The 2 articles of impeachment against President Trump explained – and what happens next
WASHINGTON – The House Judiciary Committee on Tuesday unveiled two articles of impeachment against President Donald Trump.
The articles – abuse of power and obstruction of Congress – are charges of wrongdoing that lay out specific assertions of how the president violated the U.S. Constitution and the oath of his office.
Each of the articles will be voted on separately by the Judiciary Committee later this week, possibly Thursday. Those the panel approves will go to the full House for a vote, probably with a simple majority in the Democratic-controlled body on each article.
Those that pass will be sent on to the Senate, which must hold a trial. If two-thirds of the Senate, or 67 senators, vote to convict, Trump would be removed from office and Vice President Mike Pence would become commander in chief.
Here is each article explained:
Abuse of Power
The allegation of abuse of power stems from Trump’s decision to withhold roughly $400 million of congressionally approved military aid from Ukraine until the country announced an investigation into former Vice President Joe Biden, a political rival.
In a July 25 phone call, Trump urged Ukrainian President Volodymyr Zelensky to investigate Biden, and his son, Hunter, who worked for the Ukraine energy company Burisma Holdings. The “favor,” as Trump described it, was made despite a lack of evidence that Biden or his son had engaged in corrupt activities, according to the House Intelligence report.
Democrats allege the pressure Trump exerted on a foreign ally amounted to an unconstitutional use of his office for political and personal gain by trying to wound a top opponent in a way that would help Trump win re-election in 2020.
Judiciary Chairman Jerry Nadler, D-NY, said the president sought “to obtain an improper personal benefit while ignoring or injuring the national interest.”
Trump and his GOP allies have dismissed the allegation, saying the aid was released and Ukraine never made an announcement to investigate the Bidens. In addition, they point to Zelensky’s statements that he never felt pressure to act in exchange for the aid.
Trump said Zelensky’s denial is proof that he “has done nothing wrong with respect to Ukraine and our interactions or calls.”
Obstruction of Congress
The allegations of obstruction are based on Trump’s lack of cooperation with the House inquiry, including defying subpoenas for documents and testimony.
White House counsel Pat Cipollone wrote in an Oct. 8 letter to Pelosi and other House leaders that the inquiry is being conducted in a manner that “violates fundamental fairness and constitutionally mandated due process.”
But Democrats say the decision to withhold documents and prevent witnesses from testifying as part of the Ukraine probe violates the fundamental check-and-balance system between the branches of government the country’s founders said was vital to the republic’s survival.
The White House prevented a number of mid-level and top staffers from testifying, in part because the process wouldn’t allow the president to call or cross-examine witnesses.
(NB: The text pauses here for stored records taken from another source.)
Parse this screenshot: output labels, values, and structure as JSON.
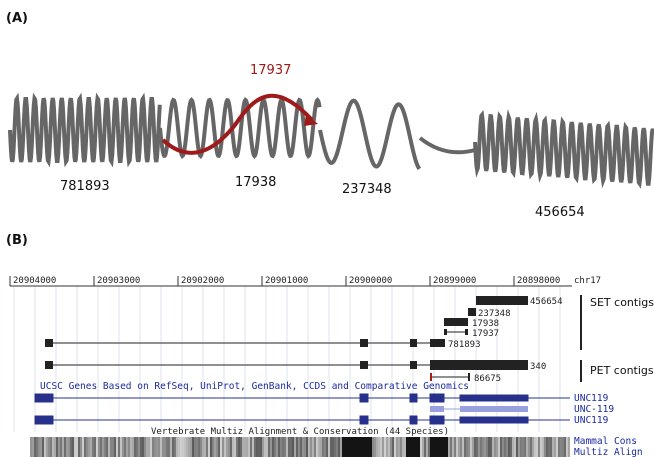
{
  "panel_a": {
    "label": "(A)",
    "red_label": "17937",
    "labels": [
      "781893",
      "17938",
      "237348",
      "456654"
    ]
  },
  "panel_b": {
    "label": "(B)",
    "ruler": [
      "20904000",
      "20903000",
      "20902000",
      "20901000",
      "20900000",
      "20899000",
      "20898000"
    ],
    "chrom": "chr17",
    "contigs": [
      "456654",
      "237348",
      "17938",
      "17937",
      "781893",
      "340",
      "86675"
    ],
    "set_label": "SET contigs",
    "pet_label": "PET contigs",
    "genes_title": "UCSC Genes Based on RefSeq, UniProt, GenBank, CCDS and Comparative Genomics",
    "genes": [
      "UNC119",
      "UNC-119",
      "UNC119"
    ],
    "cons_title": "Vertebrate Multiz Alignment & Conservation (44 Species)",
    "cons_labels": [
      "Mammal Cons",
      "Multiz Align"
    ]
  }
}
Trump tweeted last month he wanted people to testify but was “fighting for future presidents and the Office of the President” by not letting them appear before Congress.
Despite the directive not to appear, several administration officials did testify under subpoena.
The Intelligence report said Trump intimidated witnesses who appeared before the Intelligence Committee as part of the inquiry by questioning their patriotism and subjecting them to mockery.